Happy Birthday Mozart!

Mozart ungeschminkt

Als drittes Werk seiner intensiven Beschäfigung mit Mozart im Mozartjahr entstand für das Stadttheater Ingolstadt im Januar 2007 ein grosser Bilderbogen  rund um Mozart’s Leben. Zum 250. Geburtstag des Komponistengenies überbrückte das Theater Ingolstadt die historische Distanz und liess Wolfgang Amadeus so weit wie möglich im O-Ton zur Sprache kommt. Der Schlüssel zum ungeschminkten Mozart liegt in seinem enormen Nachlass an Briefen .

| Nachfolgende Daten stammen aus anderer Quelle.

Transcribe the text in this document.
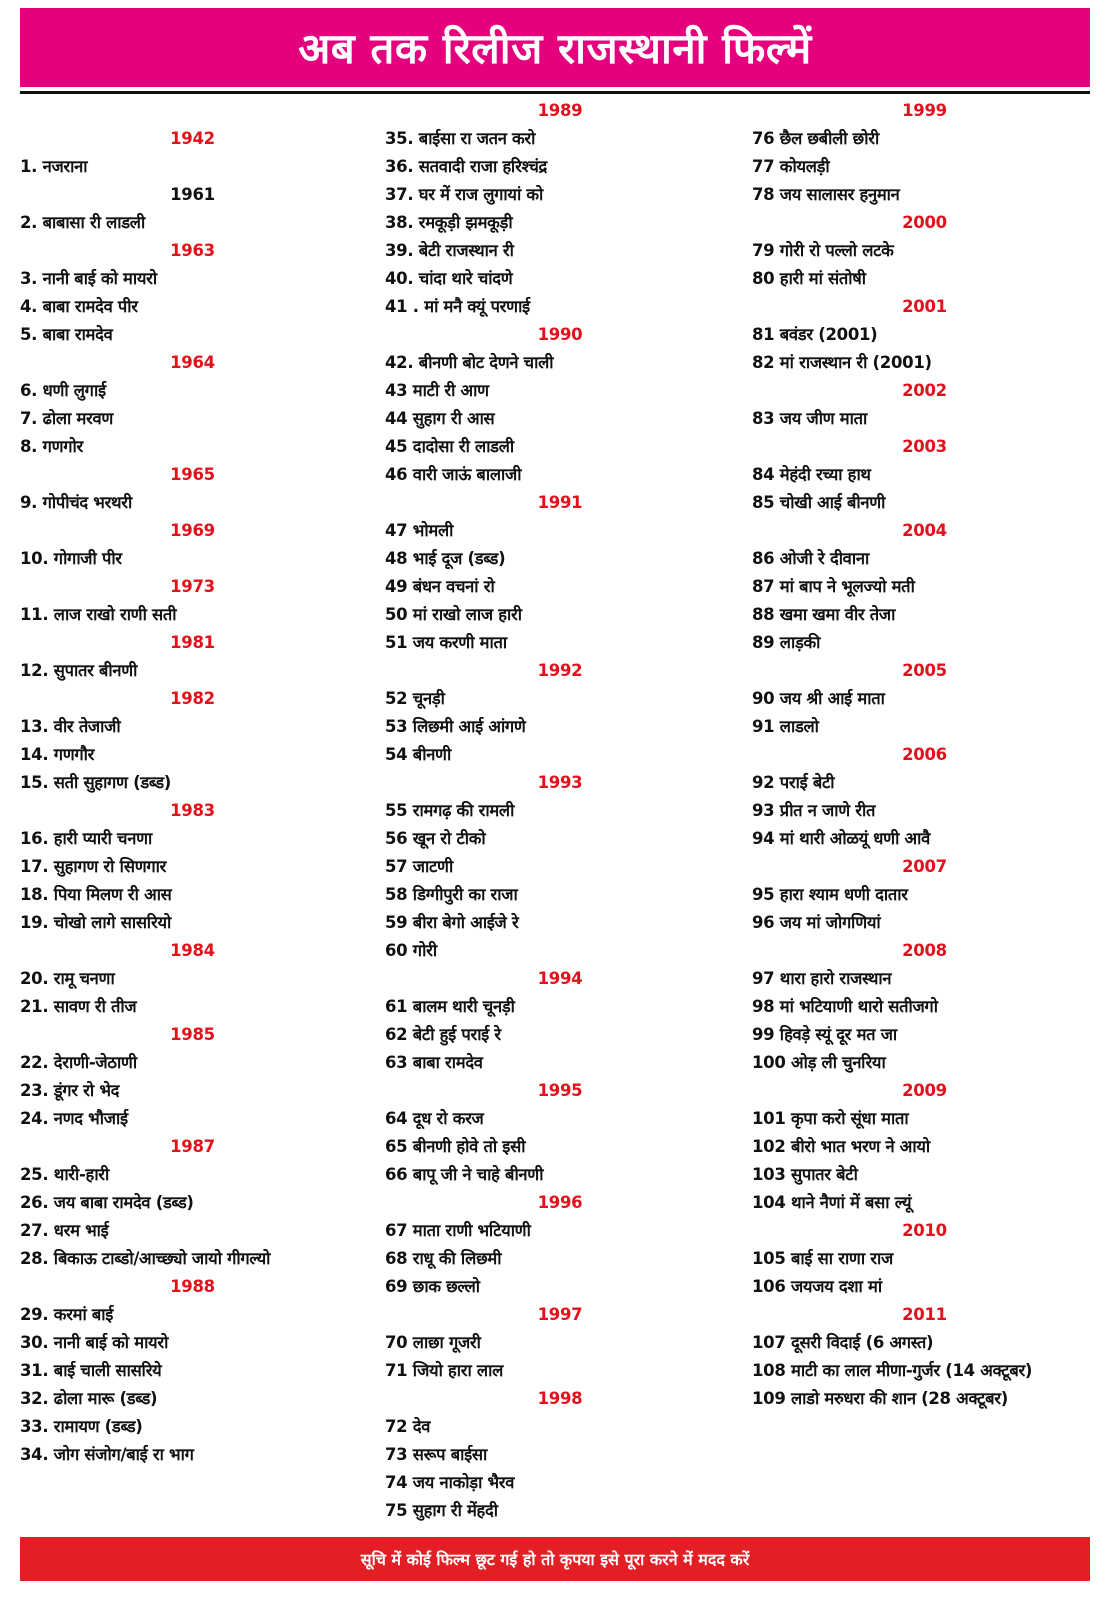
अब तक रिलीज राजस्थानी फिल्में
1942
1. नजराना
1961
2. बाबासा री लाडली
1963
3. नानी बाई को मायरो
4. बाबा रामदेव पीर
5. बाबा रामदेव
1964
6. धणी लुगाई
7. ढोला मरवण
8. गणगोर
1965
9. गोपीचंद भरथरी
1969
10. गोगाजी पीर
1973
11. लाज राखो राणी सती
1981
12. सुपातर बीनणी
1982
13. वीर तेजाजी
14. गणगौर
15. सती सुहागण (डब्ड)
1983
16. हारी प्यारी चनणा
17. सुहागण रो सिणगार
18. पिया मिलण री आस
19. चोखो लागे सासरियो
1984
20. रामू चनणा
21. सावण री तीज
1985
22. देराणी-जेठाणी
23. डूंगर रो भेद
24. नणद भौजाई
1987
25. थारी-हारी
26. जय बाबा रामदेव (डब्ड)
27. धरम भाई
28. बिकाऊ टाब्डो/आच्छ्यो जायो गीगल्यो
1988
29. करमां बाई
30. नानी बाई को मायरो
31. बाई चाली सासरिये
32. ढोला मारू (डब्ड)
33. रामायण (डब्ड)
34. जोग संजोग/बाई रा भाग
1989
35. बाईसा रा जतन करो
36. सतवादी राजा हरिश्चंद्र
37. घर में राज लुगायां को
38. रमकूड़ी झमकूड़ी
39. बेटी राजस्थान री
40. चांदा थारे चांदणे
41 . मां मनै क्यूं परणाई
1990
42. बीनणी बोट देणने चाली
43 माटी री आण
44 सुहाग री आस
45 दादोसा री लाडली
46 वारी जाऊं बालाजी
1991
47 भोमली
48 भाई दूज (डब्ड)
49 बंधन वचनां रो
50 मां राखो लाज हारी
51 जय करणी माता
1992
52 चूनड़ी
53 लिछमी आई आंगणे
54 बीनणी
1993
55 रामगढ़ की रामली
56 खून रो टीको
57 जाटणी
58 डिग्गीपुरी का राजा
59 बीरा बेगो आईजे रे
60 गोरी
1994
61 बालम थारी चूनड़ी
62 बेटी हुई पराई रे
63 बाबा रामदेव
1995
64 दूध रो करज
65 बीनणी होवे तो इसी
66 बापू जी ने चाहे बीनणी
1996
67 माता राणी भटियाणी
68 राधू की लिछमी
69 छाक छल्लो
1997
70 लाछा गूजरी
71 जियो हारा लाल
1998
72 देव
73 सरूप बाईसा
74 जय नाकोड़ा भैरव
75 सुहाग री मेंहदी
1999
76 छैल छबीली छोरी
77 कोयलड़ी
78 जय सालासर हनुमान
2000
79 गोरी रो पल्लो लटके
80 हारी मां संतोषी
2001
81 बवंडर (2001)
82 मां राजस्थान री (2001)
2002
83 जय जीण माता
2003
84 मेहंदी रच्या हाथ
85 चोखी आई बीनणी
2004
86 ओजी रे दीवाना
87 मां बाप ने भूलज्यो मती
88 खमा खमा वीर तेजा
89 लाड़की
2005
90 जय श्री आई माता
91 लाडलो
2006
92 पराई बेटी
93 प्रीत न जाणे रीत
94 मां थारी ओळयूं धणी आवै
2007
95 हारा श्याम धणी दातार
96 जय मां जोगणियां
2008
97 थारा हारो राजस्थान
98 मां भटियाणी थारो सतीजगो
99 हिवड़े स्यूं दूर मत जा
100 ओड़ ली चुनरिया
2009
101 कृपा करो सूंधा माता
102 बीरो भात भरण ने आयो
103 सुपातर बेटी
104 थाने नैणां में बसा ल्यूं
2010
105 बाई सा राणा राज
106 जयजय दशा मां
2011
107 दूसरी विदाई (6 अगस्त)
108 माटी का लाल मीणा-गुर्जर (14 अक्टूबर)
109 लाडो मरुधरा की शान (28 अक्टूबर)
सूचि में कोई फिल्म छूट गई हो तो कृपया इसे पूरा करने में मदद करें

Über vier Monate entstand in intensiver Zusammenarbeit mit dem Dramaturgen Thomas Schwarzer eine sinnlich erfahrbare Collage der verschiedenen Stationen aus Mozarts Leben.

Geliehene Kostüme

Im flexiblen Bühnenbild von Christine Waelle schlüpfen die insgesamt 18 Darsteller immer wieder in neue Rollen: 300 Kostüme wurden von Monika Zeller-Schömig aus dem Fundus des Staatstheaters Braunschweig ausgesucht und per Lastwagen nach Ingolstadt verfrachtet – von historischen Gewändern bis zu einem Rockeroutfit für den „Don Giovanni“. Kreissig kannte Zeller-Schömig noch aus Braunschweig, wo sie in ihrer Doppelfunktion als Chefin der Kostümabteilung für viele Teile des Fundus selbst künstlerisch verantwortlich war.

Theater als Bio-Pic

Darin kommen alle bedeutenden Stationen aus seinem Leben zur Sprache, die Kindheit im spießigen Salzburg, die ersten Konzertreisen zusammen mit dem Vater, der seinen verpassten Karriereschritt durch den Erfolg der Kinder zu kompensieren versuchte, die ersten musikalischen Erfolge und die Begegnungen mit Bäsle und der Familie Weber in Mannheim. Würde Mozart noch leben, hätte man eine Interview-Doku gemacht. Die Briefe – die nicht nur Deutsch, Italienisch, Französisch frei mischen, sondern auch gelegentlich ironisch den Salzburger Dialekt einbinden – kämen dem O-Ton Mozart heute am nächsten . So lasse sich vermeiden, dass über eine Ikone lediglich berichtet wird. Statt dessen wird das Salzburger Wunderkind mit seinen eigenen Worten zum Leben erweckt.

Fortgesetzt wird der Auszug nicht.